Lasers have brought many advantages to the medical field of osteotomy; however, they are not without drawbacks. During laser osteotomy using Er:YAG lasers, thermal damage is usually prevented by applying a continuous irrigation system, which, consequently, may lead to water accumulation reducing the ablation efficiency. The experimental results demonstrate the potential for utilizing the calibrated phase-sensitive OCT system as a temperature feedback mechanism, with an average root-mean-square error of 3.9°C. The introduced method is based on acquiring the tissue-specific parameters during calibration step by correlation of the measured temperature (acquired by thermal camera) and photo-thermal expansion (using phase-sensitive OCT). This feedback, combined with real-time visualization of the depth of cut using intensity-based OCT images (as shown in Fig. 5), offers a comprehensive solution to mitigate thermal damage and monitor the depth of laser-induced cut during laser osteotomy procedures.

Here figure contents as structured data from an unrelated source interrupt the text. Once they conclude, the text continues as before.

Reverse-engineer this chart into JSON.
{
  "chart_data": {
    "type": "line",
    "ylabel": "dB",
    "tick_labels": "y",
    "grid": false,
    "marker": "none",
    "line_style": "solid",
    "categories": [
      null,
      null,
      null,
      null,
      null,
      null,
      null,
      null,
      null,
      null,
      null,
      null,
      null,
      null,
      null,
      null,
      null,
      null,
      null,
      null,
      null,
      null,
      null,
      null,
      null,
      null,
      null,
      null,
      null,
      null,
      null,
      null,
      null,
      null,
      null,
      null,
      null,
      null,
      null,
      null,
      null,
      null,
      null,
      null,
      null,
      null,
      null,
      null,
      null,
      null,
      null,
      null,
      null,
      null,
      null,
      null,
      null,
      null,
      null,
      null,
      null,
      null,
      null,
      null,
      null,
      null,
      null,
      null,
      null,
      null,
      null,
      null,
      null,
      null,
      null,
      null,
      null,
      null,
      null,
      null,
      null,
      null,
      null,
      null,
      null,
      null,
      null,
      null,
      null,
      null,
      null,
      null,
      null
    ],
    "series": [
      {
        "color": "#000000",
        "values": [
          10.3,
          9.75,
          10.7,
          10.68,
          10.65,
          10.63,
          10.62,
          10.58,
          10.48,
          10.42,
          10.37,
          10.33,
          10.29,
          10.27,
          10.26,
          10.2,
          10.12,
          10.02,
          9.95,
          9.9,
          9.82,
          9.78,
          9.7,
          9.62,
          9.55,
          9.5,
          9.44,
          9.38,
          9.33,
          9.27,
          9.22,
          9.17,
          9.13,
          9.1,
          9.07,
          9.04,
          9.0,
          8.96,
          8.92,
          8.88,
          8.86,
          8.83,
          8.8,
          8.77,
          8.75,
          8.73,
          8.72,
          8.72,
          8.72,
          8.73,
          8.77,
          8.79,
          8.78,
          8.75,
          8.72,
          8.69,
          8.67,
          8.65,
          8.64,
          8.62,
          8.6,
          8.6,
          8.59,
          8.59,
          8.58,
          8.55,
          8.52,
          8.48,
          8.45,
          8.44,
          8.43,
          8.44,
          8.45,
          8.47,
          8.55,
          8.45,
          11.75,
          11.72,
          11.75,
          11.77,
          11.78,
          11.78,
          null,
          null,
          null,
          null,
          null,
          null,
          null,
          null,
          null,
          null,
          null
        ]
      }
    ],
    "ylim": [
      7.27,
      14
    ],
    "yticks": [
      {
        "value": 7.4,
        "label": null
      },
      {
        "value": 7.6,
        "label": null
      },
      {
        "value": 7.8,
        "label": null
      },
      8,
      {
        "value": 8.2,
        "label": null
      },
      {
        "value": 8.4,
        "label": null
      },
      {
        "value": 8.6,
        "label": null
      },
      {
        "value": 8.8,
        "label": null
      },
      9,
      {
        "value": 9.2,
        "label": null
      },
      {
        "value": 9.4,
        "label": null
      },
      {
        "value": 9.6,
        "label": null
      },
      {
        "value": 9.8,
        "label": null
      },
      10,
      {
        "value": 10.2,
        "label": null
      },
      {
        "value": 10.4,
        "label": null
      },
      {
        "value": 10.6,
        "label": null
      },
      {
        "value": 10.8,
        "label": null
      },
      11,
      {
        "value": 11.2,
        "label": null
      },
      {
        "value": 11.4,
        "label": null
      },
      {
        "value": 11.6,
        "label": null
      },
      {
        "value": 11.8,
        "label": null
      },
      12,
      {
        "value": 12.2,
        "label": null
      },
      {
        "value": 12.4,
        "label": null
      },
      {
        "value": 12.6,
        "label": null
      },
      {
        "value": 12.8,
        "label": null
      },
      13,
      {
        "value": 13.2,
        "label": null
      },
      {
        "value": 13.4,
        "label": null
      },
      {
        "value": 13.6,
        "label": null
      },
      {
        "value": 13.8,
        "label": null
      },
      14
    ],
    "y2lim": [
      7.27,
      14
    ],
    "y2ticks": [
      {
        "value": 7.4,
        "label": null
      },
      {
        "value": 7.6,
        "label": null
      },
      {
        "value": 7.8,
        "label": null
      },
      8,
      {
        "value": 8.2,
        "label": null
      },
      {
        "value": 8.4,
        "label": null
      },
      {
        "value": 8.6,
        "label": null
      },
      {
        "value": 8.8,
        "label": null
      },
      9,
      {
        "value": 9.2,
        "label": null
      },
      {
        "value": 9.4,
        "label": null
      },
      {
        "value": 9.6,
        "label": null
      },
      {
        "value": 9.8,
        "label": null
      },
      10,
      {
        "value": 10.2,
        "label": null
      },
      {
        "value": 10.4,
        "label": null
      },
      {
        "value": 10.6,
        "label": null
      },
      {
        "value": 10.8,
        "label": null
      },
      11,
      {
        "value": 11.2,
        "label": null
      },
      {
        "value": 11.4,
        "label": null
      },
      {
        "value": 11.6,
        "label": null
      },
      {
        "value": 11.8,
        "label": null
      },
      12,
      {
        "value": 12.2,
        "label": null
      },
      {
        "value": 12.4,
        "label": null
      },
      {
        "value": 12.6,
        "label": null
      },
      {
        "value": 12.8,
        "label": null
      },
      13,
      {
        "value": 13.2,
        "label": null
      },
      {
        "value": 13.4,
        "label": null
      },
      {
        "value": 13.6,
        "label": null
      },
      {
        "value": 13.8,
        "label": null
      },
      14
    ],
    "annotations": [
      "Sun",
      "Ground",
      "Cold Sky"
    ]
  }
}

Improving the accuracy of temperature prediction by integration of an online calibration algorithm is among our main interests for the future. Furthermore, despite the fact that OCT can provide three-dimensional images of the tissue, limited comparison means preventing further investigation of the temperature map which needs to be addressed. Independence of the phase-calibration method offers additional benefits such as acquiring the linear thermal expansion coefficient/refractive index of the tissue as a function of temperature.